Un point risque tout particulièrement de susciter la controverse. Alors que « dans certains cas, les cliniques privées sont exclues du champ d’application du service public hospitalier », elles pourraient répondre à des besoins dans des zones où l’hôpital public n’est pas présent, a en effet estimé Pierre Moscovici. Celui-ci indique que la Cour invite, « dans un cadre contractualisé », les Agences régionales de santé (ARS) à « développer les autorisations d’activité » à destination des cliniques privées. « Il ne s’agit pas de privatiser l’hôpital, a tenté de déminer le premier président de la Cour des Comptes. Il s’agit de faire en sorte que le service public puisse être étendu à des acteurs privés à but lucratif»

Qui étrille qui ?

Reste à savoir comment les trois rapports de la Cour des Comptes et leurs prescriptions pour le moins sévères peuvent être reçues dans un monde hospitalier aux abois. « Il y a un biais quand on lit nos rapports : les journalistes écrivent toujours que "nous étrillons", que "nous épinglons", alors que ce n’est pas le but ! Nous nous basons sur l’analyse des faits, et nous n’hésitons pas à rappeler que certaines évolutions vont dans le bon sens », a tenu à souligner un Pierre Moscovici désormais habitué à ce genre de critique. Il n’empêche qu’on a du mal à imaginer comment les préconisations de la Cour, si elles étaient mises en œuvre, pourraient ne pas déclencher un conflit social d’une ampleur inédite chez les soignants.

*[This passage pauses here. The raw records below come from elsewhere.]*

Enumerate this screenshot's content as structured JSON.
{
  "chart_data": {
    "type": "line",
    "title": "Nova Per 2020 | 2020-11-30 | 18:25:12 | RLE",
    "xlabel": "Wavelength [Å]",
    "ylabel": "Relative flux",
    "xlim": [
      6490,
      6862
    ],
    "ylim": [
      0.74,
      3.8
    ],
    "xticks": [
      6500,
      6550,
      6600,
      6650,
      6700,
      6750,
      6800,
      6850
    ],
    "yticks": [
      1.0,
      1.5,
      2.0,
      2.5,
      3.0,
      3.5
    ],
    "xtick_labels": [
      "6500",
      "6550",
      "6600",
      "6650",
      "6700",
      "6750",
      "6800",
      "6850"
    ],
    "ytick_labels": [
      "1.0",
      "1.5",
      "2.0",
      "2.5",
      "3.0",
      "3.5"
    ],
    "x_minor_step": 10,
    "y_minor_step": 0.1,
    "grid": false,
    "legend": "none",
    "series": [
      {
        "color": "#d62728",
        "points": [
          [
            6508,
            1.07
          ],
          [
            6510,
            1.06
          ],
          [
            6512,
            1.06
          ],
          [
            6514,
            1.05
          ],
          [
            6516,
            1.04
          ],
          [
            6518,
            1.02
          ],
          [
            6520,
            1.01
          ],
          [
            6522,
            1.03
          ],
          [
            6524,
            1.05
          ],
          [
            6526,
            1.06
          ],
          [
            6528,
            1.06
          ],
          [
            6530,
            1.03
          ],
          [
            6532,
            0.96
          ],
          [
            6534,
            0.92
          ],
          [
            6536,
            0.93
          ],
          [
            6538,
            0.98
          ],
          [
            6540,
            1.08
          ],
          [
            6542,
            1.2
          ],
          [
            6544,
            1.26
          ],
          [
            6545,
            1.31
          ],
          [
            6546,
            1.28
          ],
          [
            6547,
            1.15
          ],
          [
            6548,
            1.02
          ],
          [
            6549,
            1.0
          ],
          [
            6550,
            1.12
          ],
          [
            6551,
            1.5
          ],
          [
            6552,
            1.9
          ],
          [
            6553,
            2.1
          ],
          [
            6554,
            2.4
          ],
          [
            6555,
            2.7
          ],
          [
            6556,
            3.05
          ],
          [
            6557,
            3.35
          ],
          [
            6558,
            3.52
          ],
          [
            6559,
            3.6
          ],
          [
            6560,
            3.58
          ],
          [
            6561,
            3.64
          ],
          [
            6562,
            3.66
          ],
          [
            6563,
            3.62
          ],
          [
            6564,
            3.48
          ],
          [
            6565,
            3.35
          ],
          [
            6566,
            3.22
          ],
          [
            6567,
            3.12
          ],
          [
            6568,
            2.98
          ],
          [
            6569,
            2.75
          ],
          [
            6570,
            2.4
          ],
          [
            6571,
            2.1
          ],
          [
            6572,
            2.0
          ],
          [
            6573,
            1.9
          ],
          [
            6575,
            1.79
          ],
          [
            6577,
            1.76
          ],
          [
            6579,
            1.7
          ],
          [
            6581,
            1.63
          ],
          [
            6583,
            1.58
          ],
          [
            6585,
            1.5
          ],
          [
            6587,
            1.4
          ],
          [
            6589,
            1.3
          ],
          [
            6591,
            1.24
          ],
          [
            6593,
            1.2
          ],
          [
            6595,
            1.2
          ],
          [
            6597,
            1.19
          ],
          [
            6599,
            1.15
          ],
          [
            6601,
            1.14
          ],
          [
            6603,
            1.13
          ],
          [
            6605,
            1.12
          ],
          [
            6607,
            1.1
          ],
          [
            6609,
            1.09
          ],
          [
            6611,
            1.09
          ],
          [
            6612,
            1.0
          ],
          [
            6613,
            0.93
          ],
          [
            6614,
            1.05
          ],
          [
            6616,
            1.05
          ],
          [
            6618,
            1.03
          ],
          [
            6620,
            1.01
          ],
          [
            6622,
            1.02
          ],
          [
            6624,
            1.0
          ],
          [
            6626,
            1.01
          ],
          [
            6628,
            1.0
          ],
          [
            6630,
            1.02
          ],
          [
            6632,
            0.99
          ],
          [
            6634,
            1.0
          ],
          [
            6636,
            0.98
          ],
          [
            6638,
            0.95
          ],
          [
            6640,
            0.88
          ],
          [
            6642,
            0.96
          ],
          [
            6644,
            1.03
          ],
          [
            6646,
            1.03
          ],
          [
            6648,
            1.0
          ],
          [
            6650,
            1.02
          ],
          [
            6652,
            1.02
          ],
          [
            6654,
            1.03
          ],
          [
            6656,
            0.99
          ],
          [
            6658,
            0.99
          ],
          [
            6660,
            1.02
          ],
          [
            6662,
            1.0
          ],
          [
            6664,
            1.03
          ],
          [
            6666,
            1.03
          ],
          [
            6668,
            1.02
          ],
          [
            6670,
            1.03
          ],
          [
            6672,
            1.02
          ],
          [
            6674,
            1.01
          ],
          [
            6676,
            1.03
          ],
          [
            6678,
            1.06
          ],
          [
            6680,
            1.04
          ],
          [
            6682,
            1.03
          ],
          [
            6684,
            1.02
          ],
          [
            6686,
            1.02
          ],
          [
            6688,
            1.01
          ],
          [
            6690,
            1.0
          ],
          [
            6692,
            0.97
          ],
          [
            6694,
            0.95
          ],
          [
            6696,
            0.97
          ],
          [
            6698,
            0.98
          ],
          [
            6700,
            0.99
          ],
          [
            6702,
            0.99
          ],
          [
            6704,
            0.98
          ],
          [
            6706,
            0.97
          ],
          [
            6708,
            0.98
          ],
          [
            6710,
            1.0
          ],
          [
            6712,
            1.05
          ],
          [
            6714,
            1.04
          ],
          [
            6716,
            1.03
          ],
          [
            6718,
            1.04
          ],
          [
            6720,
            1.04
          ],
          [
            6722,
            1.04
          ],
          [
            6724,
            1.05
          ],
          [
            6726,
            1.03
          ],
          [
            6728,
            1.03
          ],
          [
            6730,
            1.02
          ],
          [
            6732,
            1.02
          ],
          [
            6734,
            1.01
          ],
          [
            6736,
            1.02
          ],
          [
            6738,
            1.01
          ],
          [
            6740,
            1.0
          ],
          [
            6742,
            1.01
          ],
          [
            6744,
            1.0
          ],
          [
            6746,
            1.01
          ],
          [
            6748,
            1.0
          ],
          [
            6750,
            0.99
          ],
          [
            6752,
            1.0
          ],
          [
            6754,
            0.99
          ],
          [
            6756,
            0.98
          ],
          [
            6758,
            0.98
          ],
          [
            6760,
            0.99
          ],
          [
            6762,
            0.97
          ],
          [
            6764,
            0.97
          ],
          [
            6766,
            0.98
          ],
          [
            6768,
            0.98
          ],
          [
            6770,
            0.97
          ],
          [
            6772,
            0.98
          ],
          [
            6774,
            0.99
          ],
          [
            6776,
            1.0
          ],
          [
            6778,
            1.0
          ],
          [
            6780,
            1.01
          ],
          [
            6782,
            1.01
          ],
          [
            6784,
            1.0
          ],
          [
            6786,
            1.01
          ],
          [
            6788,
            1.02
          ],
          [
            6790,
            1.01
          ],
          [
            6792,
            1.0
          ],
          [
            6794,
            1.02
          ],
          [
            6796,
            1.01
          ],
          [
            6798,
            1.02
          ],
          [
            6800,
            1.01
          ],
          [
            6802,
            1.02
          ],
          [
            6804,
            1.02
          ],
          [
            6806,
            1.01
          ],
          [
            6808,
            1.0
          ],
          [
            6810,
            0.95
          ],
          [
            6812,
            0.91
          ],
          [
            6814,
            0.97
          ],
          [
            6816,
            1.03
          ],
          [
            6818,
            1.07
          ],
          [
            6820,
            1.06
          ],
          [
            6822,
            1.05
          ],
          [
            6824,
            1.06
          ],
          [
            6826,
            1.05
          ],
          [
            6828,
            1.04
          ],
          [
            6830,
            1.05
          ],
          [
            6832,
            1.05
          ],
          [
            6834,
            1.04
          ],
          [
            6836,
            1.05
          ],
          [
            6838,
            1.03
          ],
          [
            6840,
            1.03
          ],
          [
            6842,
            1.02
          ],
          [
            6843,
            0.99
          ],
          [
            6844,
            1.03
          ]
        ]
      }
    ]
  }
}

Il faut notamment remarquer que les trois rapports semblent en grande partie déconnectés de la principale préoccupation des établissements, qui n’est depuis quelques années pas tant leur équilibre financier que le recrutement. Certes, en ouverture de la conférence de presse présentant le travail de la Cour sur l’hôpital, Pierre Moscovici n’a pas omis de préciser que « les ressources humaines constituent une préoccupation majeure », mais il n’a plus reparlé de ce thème par la suite. Interrogée sur le sujet, Véronique Hamayon, présidente de la 6e chambre de la Cour des Comptes (celle qui s’occupe de la santé), a répondu que la Cour « ne sous-estime pas les tensions » sur le plan des ressources humaines, et a estimé que « cela se ressent dans [ses] rapports »… mais elle n’a pas cité de recommandation précise permettant de s’attaquer au problème.